Peri-procedural povidone-iodine rectal preparation reduces microorganism counts and infectious complications following ultrasound-guided needle biopsy of the prostate
- First Online:
- Cite this article as:
- Gyorfi, J.R., Otteni, C., Brown, K. et al. World J Urol (2014) 32: 905. doi:10.1007/s00345-014-1291-8
- 248 Downloads
The purpose of the study was to evaluate whether a peri-procedural povidone-iodine rectal preparation (PIRP) prior to transrectal ultrasound-guided prostate needle biopsy (TRUS PNB) can reduce microorganism colony counts and infectious complications.
Our institutional TRUS PNB database was reviewed to identify infectious post-biopsy complications (defined as fever >38.5 °C with positive culture). The last 570 biopsy patients were divided into those administered only preoperative oral and/or parenteral antibiotics (n = 456; chronologically cohorts A–D) versus men receiving peri-procedural PIRP in conjunction with standard preoperative antibiotics (n = 114; cohort E). Rectal cultures were obtained in the PIRP cohort to quantify changes in microorganism colony counts.

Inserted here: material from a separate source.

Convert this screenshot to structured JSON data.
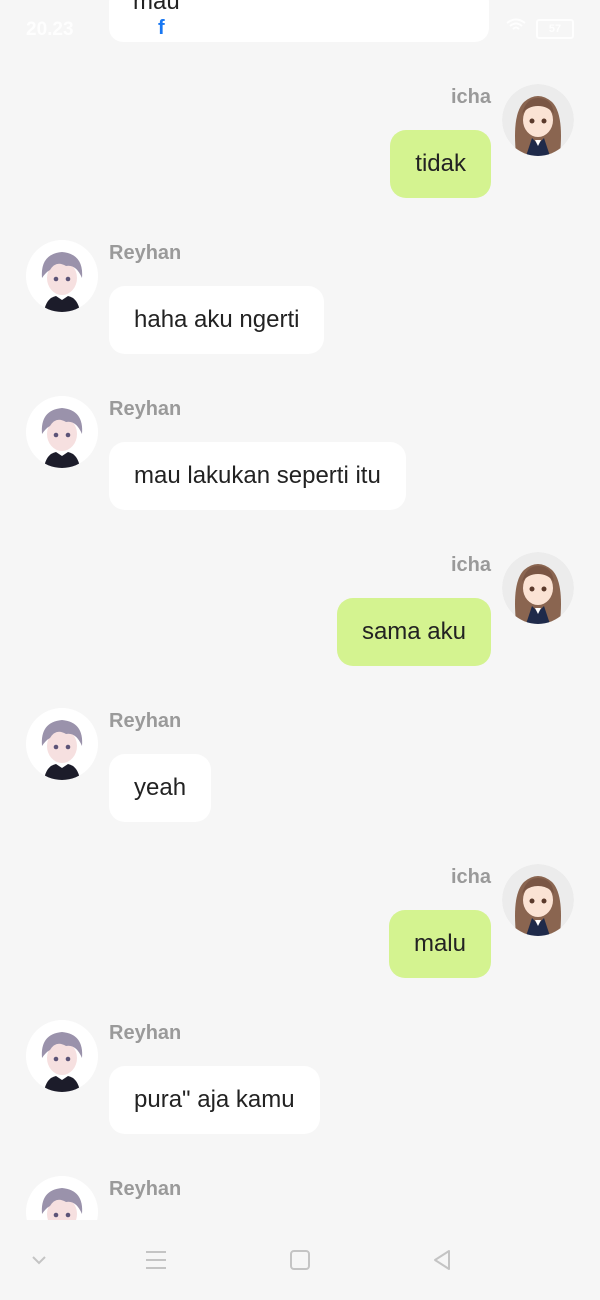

Mean baseline PSA for patients was 11.6 ng/ml, 63 % were undergoing an initial biopsy, and 17 % had documented use of antibiotic therapy within the previous 6 months. A reduction in infectious complications was observed when comparing the conventional antibiotic (cohorts A–D) versus PIRP (cohort E) group (1.8 vs. 0 %), with the largest magnitude of decline occurring in the concurrent contemporary cohorts (cohort D—5.3 % vs. cohort E—0 %, p = 0.03). Rectal cultures obtained in 92 men before and after PIRP administration noted a 97 % reduction in microorganism colonies (2.1 × 105 vs. 6.3 × 103 CFU/ml, p < 0.001). No adverse reactions to the PIRP were reported by patients 7 days post-biopsy.
Peri-procedural PIRP decreased microorganism colony counts and effectively reduced infectious complications following TRUS PNB. This safe, cheap, and simple strategy may be a reasonable alternative to systemic or targeted antibiotic therapy to reduce post-biopsy infections.